Comme toute la génération littéraire de 1930, d’Auden à Spender, Orwell prit passionnément position dans la guerre d’Espagne. Il s’engagea dans les brigades internationales et fut grièvement blessé dans les combats autour de Huesca. Il rapporta de là-bas un livre : « Hommage à la Catalogne ». Avant Auden, Spender et Isherwood, il se détourne du communisme, inaugurant ce détachement envers la politique qui fut le destin de la « génération de 1930 » et qui a conduit certains de ses compagnons à la recherche d’une mystique, qu’ils croient trouver aujourd’hui dans l’hindouisme. Son tempérament libertaire et anarchiste le conduisit vers la lutte contre le totalitarisme et il connut un succès mondial avec « Les Animaux partout » dont 750.000 exemplaires furent vendus en langue anglaise. Il y continue la tradition de l’humour féroce de Swift ainsi que dans son roman d’anticipation « 1984 » dont Gallimard annonce la traduction française.
Le critique
Collaborateur de « Tribune », l’hebdomadaire de la gauche du parti travailliste, ses essais critiques réunis en deux volumes constituent avec « Studies in a dying culture » de M. Cornforth – tombé en 1937 en Espagne – la tentative la plus intéressante pour élaborer une méthode marxiste dans le domaine esthétique. Partant de la totalité du fait social, Orwell n’oublie jamais l’apport individuel de l’artiste, son effort qui consiste justement à dépasser la matière première que lui offre le fait social brut pour rejoindre l’art.

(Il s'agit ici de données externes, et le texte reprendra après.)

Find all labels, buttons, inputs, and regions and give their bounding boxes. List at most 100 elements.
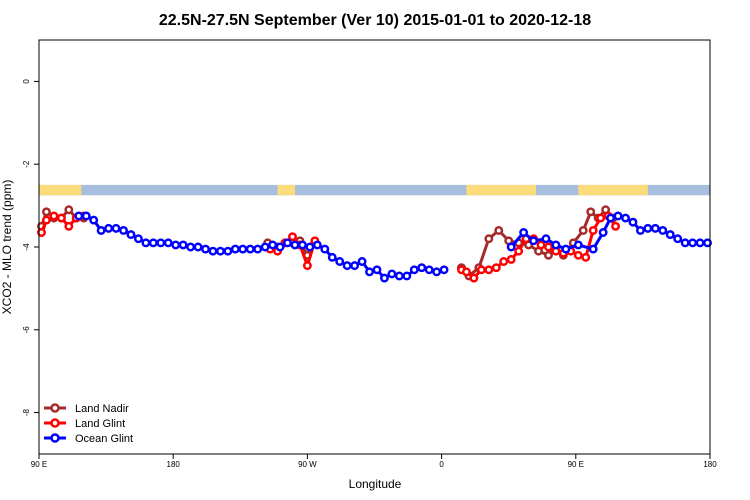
data-point-land-glint [37, 228, 46, 237]
data-point-land-nadir [494, 225, 504, 235]
series-ocean-glint [74, 211, 712, 283]
data-point-ocean-glint [621, 213, 630, 223]
legend-label: Ocean Glint [75, 433, 133, 445]
series-land-nadir [37, 205, 618, 281]
land-band [277, 184, 295, 196]
data-point-ocean-glint [529, 236, 539, 246]
data-point-ocean-glint [561, 244, 571, 254]
x-tick-label: 90 E [568, 460, 584, 469]
data-point-ocean-glint [186, 242, 196, 252]
land-band [466, 184, 537, 196]
data-point-ocean-glint [245, 244, 255, 254]
data-point-land-glint [588, 225, 598, 235]
data-point-land-glint [596, 213, 606, 223]
data-point-ocean-glint [365, 267, 374, 277]
data-point-ocean-glint [290, 240, 300, 250]
data-point-ocean-glint [215, 246, 225, 256]
y-tick-label: -8 [22, 408, 31, 416]
data-point-land-glint [484, 265, 494, 275]
data-point-land-glint [49, 211, 59, 221]
x-axis: 90 E 180 90 W 0 90 E 180 [31, 454, 717, 469]
y-axis-label: XCO2 - MLO trend (ppm) [0, 180, 14, 315]
data-point-ocean-glint [253, 244, 263, 254]
y-axis: 0 -2 -4 -6 -8 [22, 79, 39, 416]
legend-marker [50, 403, 60, 413]
plot-frame [38, 39, 711, 455]
data-point-ocean-glint [628, 217, 638, 227]
data-point-ocean-glint [96, 225, 106, 235]
data-point-ocean-glint [320, 244, 330, 254]
data-point-ocean-glint [665, 230, 675, 240]
data-point-ocean-glint [372, 265, 382, 275]
data-point-ocean-glint [643, 223, 653, 233]
data-point-ocean-glint [104, 223, 114, 233]
data-point-ocean-glint [573, 240, 583, 250]
chart-title: 22.5N-27.5N September (Ver 10) 2015-01-0… [159, 12, 591, 29]
x-tick-label: 180 [167, 460, 181, 469]
data-point-land-glint [462, 267, 471, 277]
legend-label: Land Nadir [75, 403, 129, 415]
data-point-ocean-glint [230, 244, 240, 254]
series-layer [37, 205, 712, 283]
x-tick-label: 90 W [298, 460, 317, 469]
data-point-land-nadir [64, 205, 74, 215]
data-point-ocean-glint [506, 242, 516, 252]
land-band [578, 184, 648, 196]
data-point-ocean-glint [178, 240, 188, 250]
data-point-ocean-glint [126, 230, 136, 240]
data-point-ocean-glint [342, 261, 352, 271]
legend-marker [50, 433, 60, 443]
data-point-land-glint [506, 254, 516, 264]
data-point-land-nadir [42, 207, 51, 217]
y-tick-label: -2 [22, 160, 31, 168]
land-mask-strip [39, 184, 710, 196]
data-point-ocean-glint [260, 242, 270, 252]
data-point-ocean-glint [409, 265, 419, 275]
data-point-ocean-glint [541, 234, 551, 244]
data-point-land-glint [64, 221, 74, 231]
data-point-ocean-glint [335, 257, 345, 266]
data-point-ocean-glint [283, 238, 292, 248]
data-point-ocean-glint [379, 273, 389, 283]
data-point-ocean-glint [402, 271, 412, 281]
data-point-ocean-glint [350, 261, 360, 271]
data-point-land-nadir [544, 250, 553, 260]
x-tick-label: 180 [703, 460, 717, 469]
data-point-ocean-glint [275, 242, 285, 252]
legend-item: Ocean Glint [44, 433, 133, 445]
data-point-ocean-glint [598, 228, 608, 237]
data-point-ocean-glint [156, 238, 166, 248]
data-point-ocean-glint [327, 252, 337, 262]
y-tick-label: -4 [22, 243, 31, 251]
data-point-ocean-glint [81, 211, 91, 221]
legend: Land Nadir Land Glint Ocean Glint [44, 403, 133, 445]
land-band [39, 184, 82, 196]
data-point-ocean-glint [695, 238, 705, 248]
data-point-land-glint [544, 242, 553, 252]
data-point-ocean-glint [703, 238, 712, 248]
data-point-ocean-glint [606, 213, 616, 223]
data-point-ocean-glint [417, 263, 427, 273]
data-point-ocean-glint [111, 223, 121, 233]
data-point-land-glint [302, 261, 312, 271]
data-point-ocean-glint [305, 242, 315, 252]
data-point-ocean-glint [163, 238, 173, 248]
x-tick-label: 90 E [31, 460, 47, 469]
data-point-ocean-glint [439, 265, 449, 275]
data-point-land-glint [491, 263, 501, 273]
data-point-ocean-glint [688, 238, 698, 248]
data-point-ocean-glint [171, 240, 181, 250]
data-point-ocean-glint [268, 240, 278, 250]
data-point-ocean-glint [650, 223, 660, 233]
data-point-ocean-glint [680, 238, 690, 248]
x-tick-label: 0 [439, 460, 444, 469]
data-point-land-glint [581, 252, 591, 262]
data-point-ocean-glint [89, 215, 99, 225]
data-point-ocean-glint [387, 269, 397, 279]
data-point-ocean-glint [588, 244, 598, 254]
data-point-ocean-glint [519, 228, 529, 237]
legend-item: Land Glint [44, 418, 125, 430]
data-point-ocean-glint [658, 225, 668, 235]
data-point-ocean-glint [357, 257, 367, 266]
ocean-band [39, 184, 710, 196]
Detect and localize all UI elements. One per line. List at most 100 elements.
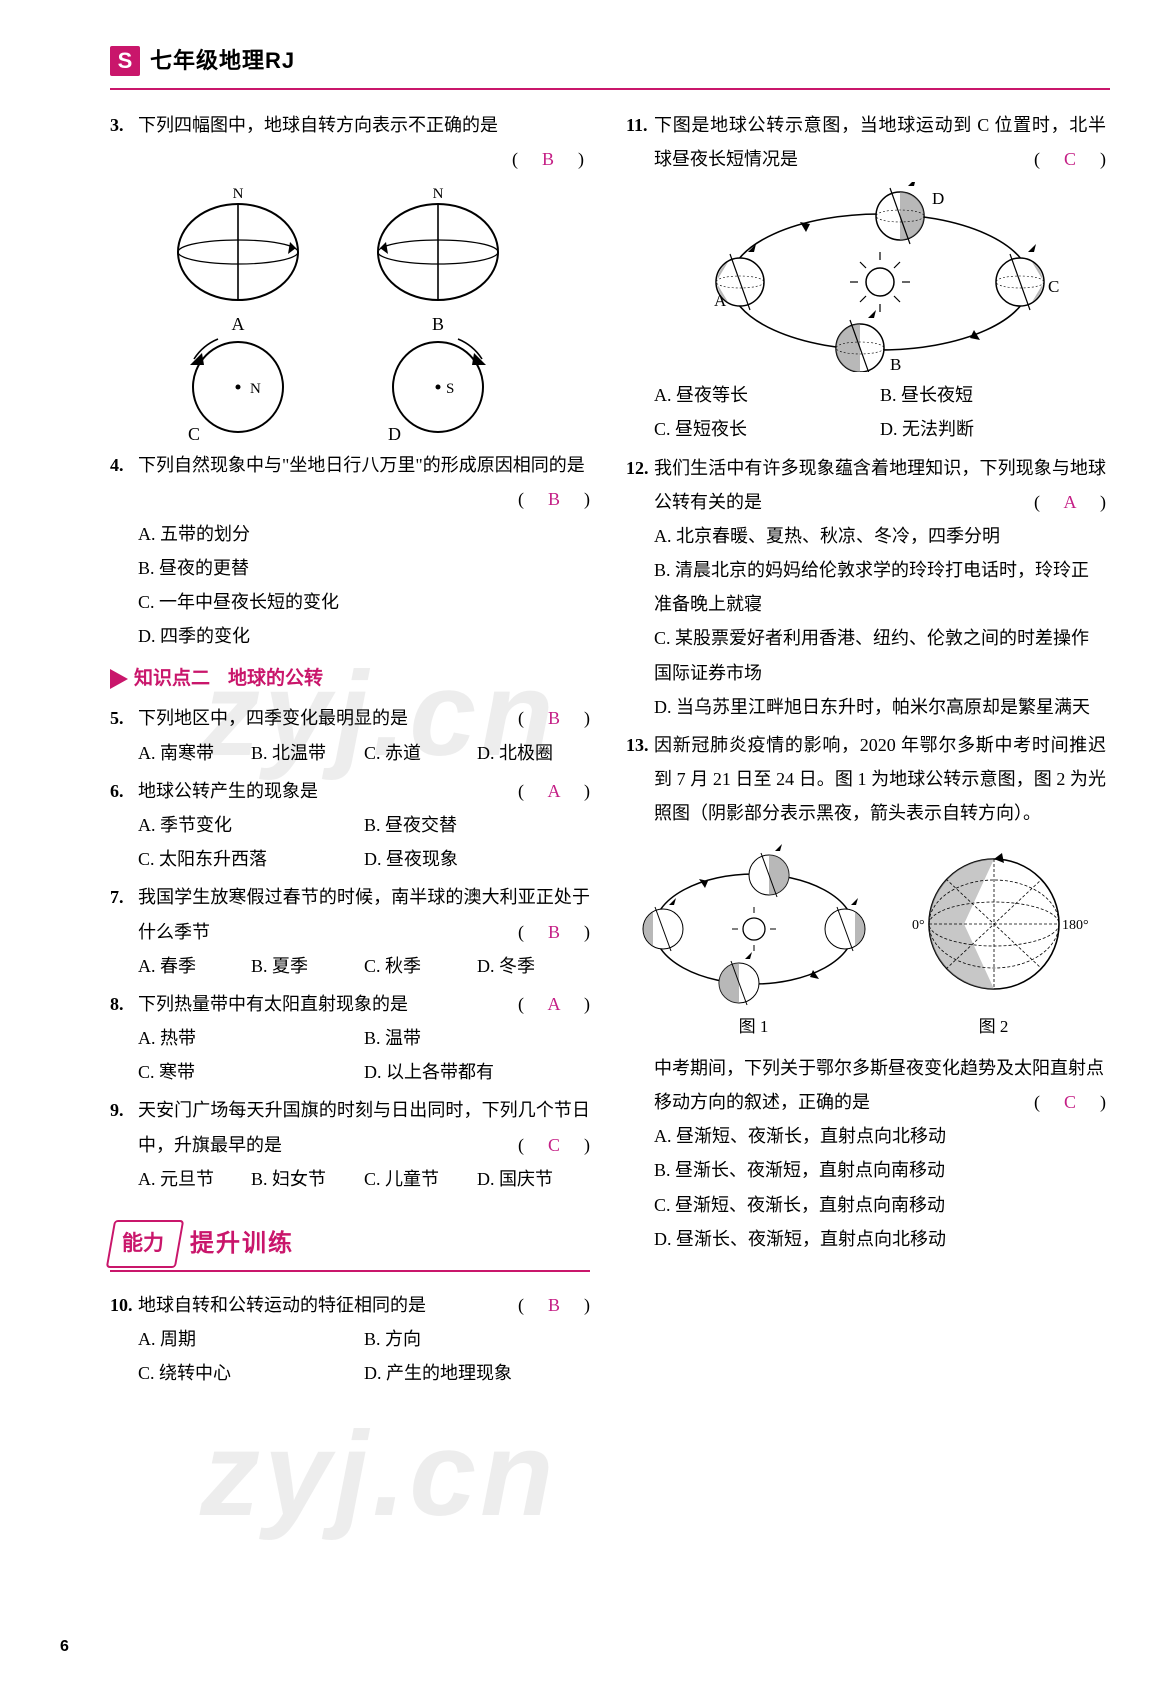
question-text: 天安门广场每天升国旗的时刻与日出同时，下列几个节日中，升旗最早的是( C ) [138, 1093, 590, 1161]
question-number: 5. [110, 701, 138, 735]
svg-text:A: A [232, 314, 245, 334]
knowledge-point-header: 知识点二 地球的公转 [110, 661, 590, 697]
fig2-label: 图 2 [894, 1011, 1094, 1043]
question-8: 8. 下列热量带中有太阳直射现象的是( A ) A. 热带 B. 温带 C. 寒… [110, 987, 590, 1090]
svg-text:D: D [932, 189, 944, 208]
options: A. 热带 B. 温带 C. 寒带 D. 以上各带都有 [110, 1021, 590, 1089]
question-text: 下列地区中，四季变化最明显的是( B ) [138, 701, 590, 735]
answer: C [1058, 1085, 1082, 1119]
question-number: 13. [626, 728, 654, 762]
option-D: D. 无法判断 [880, 412, 1106, 446]
question-number: 12. [626, 451, 654, 485]
question-text: 下列自然现象中与"坐地日行八万里"的形成原因相同的是( B ) [138, 448, 590, 516]
question-text: 我们生活中有许多现象蕴含着地理知识，下列现象与地球公转有关的是( A ) [654, 451, 1106, 519]
svg-text:B: B [890, 355, 901, 372]
question-text: 地球公转产生的现象是( A ) [138, 774, 590, 808]
option-A: A. 季节变化 [138, 808, 364, 842]
q3-diagram: N N A B [110, 182, 590, 442]
options: A. 周期 B. 方向 C. 绕转中心 D. 产生的地理现象 [110, 1322, 590, 1390]
svg-text:C: C [1048, 277, 1059, 296]
option-B: B. 温带 [364, 1021, 590, 1055]
option-B: B. 昼长夜短 [880, 378, 1106, 412]
option-D: D. 冬季 [477, 949, 590, 983]
question-text: 因新冠肺炎疫情的影响，2020 年鄂尔多斯中考时间推迟到 7 月 21 日至 2… [654, 728, 1106, 831]
header-title: 七年级地理RJ [150, 40, 295, 82]
option-B: B. 方向 [364, 1322, 590, 1356]
option-B: B. 昼夜的更替 [138, 551, 590, 585]
options: A. 五带的划分 B. 昼夜的更替 C. 一年中昼夜长短的变化 D. 四季的变化 [110, 517, 590, 654]
option-C: C. 太阳东升西落 [138, 842, 364, 876]
page: S 七年级地理RJ zyj.cn zyj.cn 3. 下列四幅图中，地球自转方向… [0, 0, 1160, 1702]
option-C: C. 赤道 [364, 736, 477, 770]
answer-bracket: ( B ) [110, 142, 590, 176]
question-6: 6. 地球公转产生的现象是( A ) A. 季节变化 B. 昼夜交替 C. 太阳… [110, 774, 590, 877]
answer: C [542, 1128, 566, 1162]
question-number: 11. [626, 108, 654, 142]
option-D: D. 以上各带都有 [364, 1055, 590, 1089]
option-A: A. 五带的划分 [138, 517, 590, 551]
svg-text:B: B [432, 314, 444, 334]
option-A: A. 北京春暖、夏热、秋凉、冬冷，四季分明 [654, 519, 1106, 553]
kp-title: 地球的公转 [228, 661, 323, 697]
question-13: 13. 因新冠肺炎疫情的影响，2020 年鄂尔多斯中考时间推迟到 7 月 21 … [626, 728, 1106, 1256]
svg-text:S: S [446, 381, 454, 397]
option-D: D. 国庆节 [477, 1162, 590, 1196]
q13-figures: 图 1 [626, 839, 1106, 1043]
section-ability-header: 能力 提升训练 [110, 1220, 590, 1272]
option-A: A. 周期 [138, 1322, 364, 1356]
option-A: A. 元旦节 [138, 1162, 251, 1196]
q11-diagram: A D C B [626, 182, 1106, 372]
option-A: A. 南寒带 [138, 736, 251, 770]
option-D: D. 北极圈 [477, 736, 590, 770]
option-D: D. 昼渐长、夜渐短，直射点向北移动 [654, 1222, 1106, 1256]
question-7: 7. 我国学生放寒假过春节的时候，南半球的澳大利亚正处于什么季节( B ) A.… [110, 880, 590, 983]
option-B: B. 清晨北京的妈妈给伦敦求学的玲玲打电话时，玲玲正准备晚上就寝 [654, 553, 1106, 621]
option-B: B. 夏季 [251, 949, 364, 983]
option-A: A. 昼渐短、夜渐长，直射点向北移动 [654, 1119, 1106, 1153]
option-C: C. 秋季 [364, 949, 477, 983]
question-3: 3. 下列四幅图中，地球自转方向表示不正确的是 ( B ) N [110, 108, 590, 442]
svg-text:N: N [233, 186, 244, 202]
options: A. 季节变化 B. 昼夜交替 C. 太阳东升西落 D. 昼夜现象 [110, 808, 590, 876]
question-text: 下列四幅图中，地球自转方向表示不正确的是 [138, 108, 590, 142]
answer: A [1058, 485, 1082, 519]
answer: B [542, 1288, 566, 1322]
options: A. 春季 B. 夏季 C. 秋季 D. 冬季 [110, 949, 590, 983]
question-12: 12. 我们生活中有许多现象蕴含着地理知识，下列现象与地球公转有关的是( A )… [626, 451, 1106, 725]
question-number: 7. [110, 880, 138, 914]
option-B: B. 北温带 [251, 736, 364, 770]
option-D: D. 昼夜现象 [364, 842, 590, 876]
options: A. 昼渐短、夜渐长，直射点向北移动 B. 昼渐长、夜渐短，直射点向南移动 C.… [626, 1119, 1106, 1256]
svg-text:0°: 0° [912, 918, 925, 933]
option-D: D. 当乌苏里江畔旭日东升时，帕米尔高原却是繁星满天 [654, 690, 1106, 724]
answer: C [1058, 142, 1082, 176]
option-A: A. 昼夜等长 [654, 378, 880, 412]
svg-text:C: C [188, 424, 200, 442]
option-C: C. 寒带 [138, 1055, 364, 1089]
svg-text:D: D [388, 424, 401, 442]
svg-text:A: A [714, 291, 727, 310]
options: A. 元旦节 B. 妇女节 C. 儿童节 D. 国庆节 [110, 1162, 590, 1196]
option-C: C. 某股票爱好者利用香港、纽约、伦敦之间的时差操作国际证券市场 [654, 621, 1106, 689]
option-A: A. 热带 [138, 1021, 364, 1055]
triangle-icon [110, 669, 128, 689]
answer: B [536, 142, 560, 176]
option-B: B. 妇女节 [251, 1162, 364, 1196]
option-C: C. 绕转中心 [138, 1356, 364, 1390]
svg-text:N: N [250, 381, 261, 397]
left-column: 3. 下列四幅图中，地球自转方向表示不正确的是 ( B ) N [110, 108, 590, 1395]
fig1-label: 图 1 [639, 1011, 869, 1043]
question-text: 地球自转和公转运动的特征相同的是( B ) [138, 1288, 590, 1322]
option-C: C. 昼渐短、夜渐长，直射点向南移动 [654, 1188, 1106, 1222]
option-B: B. 昼夜交替 [364, 808, 590, 842]
answer: A [542, 987, 566, 1021]
question-10: 10. 地球自转和公转运动的特征相同的是( B ) A. 周期 B. 方向 C.… [110, 1288, 590, 1391]
question-5: 5. 下列地区中，四季变化最明显的是( B ) A. 南寒带 B. 北温带 C.… [110, 701, 590, 769]
question-text: 下列热量带中有太阳直射现象的是( A ) [138, 987, 590, 1021]
question-number: 8. [110, 987, 138, 1021]
question-text: 下图是地球公转示意图，当地球运动到 C 位置时，北半球昼夜长短情况是( C ) [654, 108, 1106, 176]
question-4: 4. 下列自然现象中与"坐地日行八万里"的形成原因相同的是( B ) A. 五带… [110, 448, 590, 653]
figure-1: 图 1 [639, 839, 869, 1043]
option-D: D. 四季的变化 [138, 619, 590, 653]
answer: B [542, 701, 566, 735]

Certaines de ses études, consacrées à Dickens, ou à un examen du roman policier vu principalement à travers « Pas d’orchidées pour Miss Blandish » ou enfin la synthèse magistrale qu’il dresse dans « In the whale » de l’évolution du mouvement littéraire anglais entre 1930 et 1940, restent des modèles du genre. Il serait souhaitable qu’une revue française les reprenne et contribue ainsi à rendre à Orwell la place qui lui est due.